Le Kivu à feu et à sang : 500 personnes massacrées à Makobola

APIC – Interview

La guerre de libération est devenu une guerre de pillage

Maurice Page, de l’Agence APIC

Fribourg, 6 janvier 1999 (APIC) Quelque 500 personnes, hommes, femmes et enfants ont été massacrées entre le 30 décembre et le 1er janvier à Makobola, près d’Uvira, à l’Est de la République démocratique du Congo, annonce à Rome l’agence missionnaire MISNA sur le témoignage du Père Giulio Albanase, un missionnaire catholique italien. La trêve de Noël n’aura guère duré au Kivu. Après quelques jours d’accalmie durant lesquels on a pu célébré la messe de minuit en plusieurs endroits, les violences ont repris de plus belle.

Parmi les victimes figurent notamment le pasteur Kinyamagoya, de l’Eglise protestante de Makobola, tué avec ses sept enfants ainsi que le chef d’équipe de la Croix-Rouge, Elanga Mushunguto, tué avec sa femme et ses quatre enfants.

Cette information ne fait que confirmer la dégradation de la situation à l’Est du Congo. La veille du massacre de Makobola, l’agence APIC a recueilli le témoignage d’un prêtre congolais vivant sur place. Pour raison de sécurité, il a requis l’anonymat. « Nous sommes au bord du gouffre », souligne-t-il. La population soumise à la terreur et aux pillages lutte pour survivre.

Selon notre interlocuteur un grand massacre a déjà eu lieu le 24 août à Kasika, également tout près d’Uvira. Les informations officielles ont parlé alors de 27 morts. En réalité on en a dénombré 1’098. Des rebelles Banyamulenge étaient venus dans cette région pour faire une « prospection » de terrains à occuper et à piller. Tombés dans une embuscade des Maï-Maï ralliés à Kabila, ils ont perdus plusieurs hommes. En représailles, les rebelles ont attaqué la population réunie pour la messe avant de se rendre à un carrefour et d’arrêter tous les gens qui se rendaient au marché pour les abattre les uns après les autres.

APIC: Tout l’Est de la République démocratique du Congo est pratiquement aujourd’hui sous le contrôle des rebelles en lutte contre le pouvoir central du président Kabila.

L’autorité militaire et policière dans la région est totalement désordonnée, éparpillée en une multitude de commandements qui n’ont apparemment aucune coordination entre eux. L’autorité civile est pratiquement inexistante.

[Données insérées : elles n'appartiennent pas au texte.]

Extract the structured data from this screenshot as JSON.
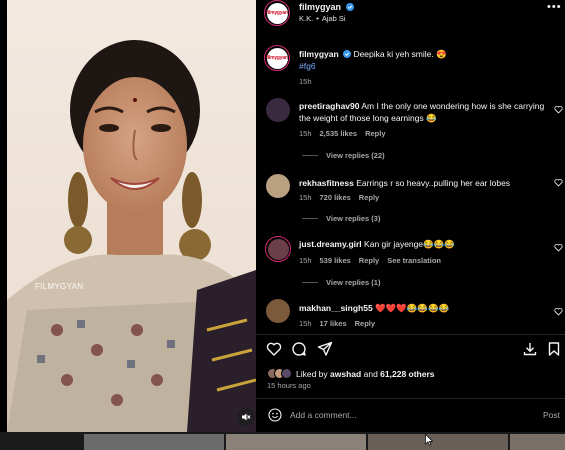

Quand elle n’a pas pris le chemin de l’exil, elle est neutralisée par l’autorité « rebelle », elle-même sous le contrôle des militaires. L’autorité politique du Rassemblement congolais pour la démocratie (RDC), branche politique de la rébellion, présidée par Ernest Wamba dia Wamba, ne parvient pas à gagner en crédibilité, malgré plusieurs tentatives de concertation et de ralliement.

APIC: Les rares informations en provenance du Kivu font état de violences continues…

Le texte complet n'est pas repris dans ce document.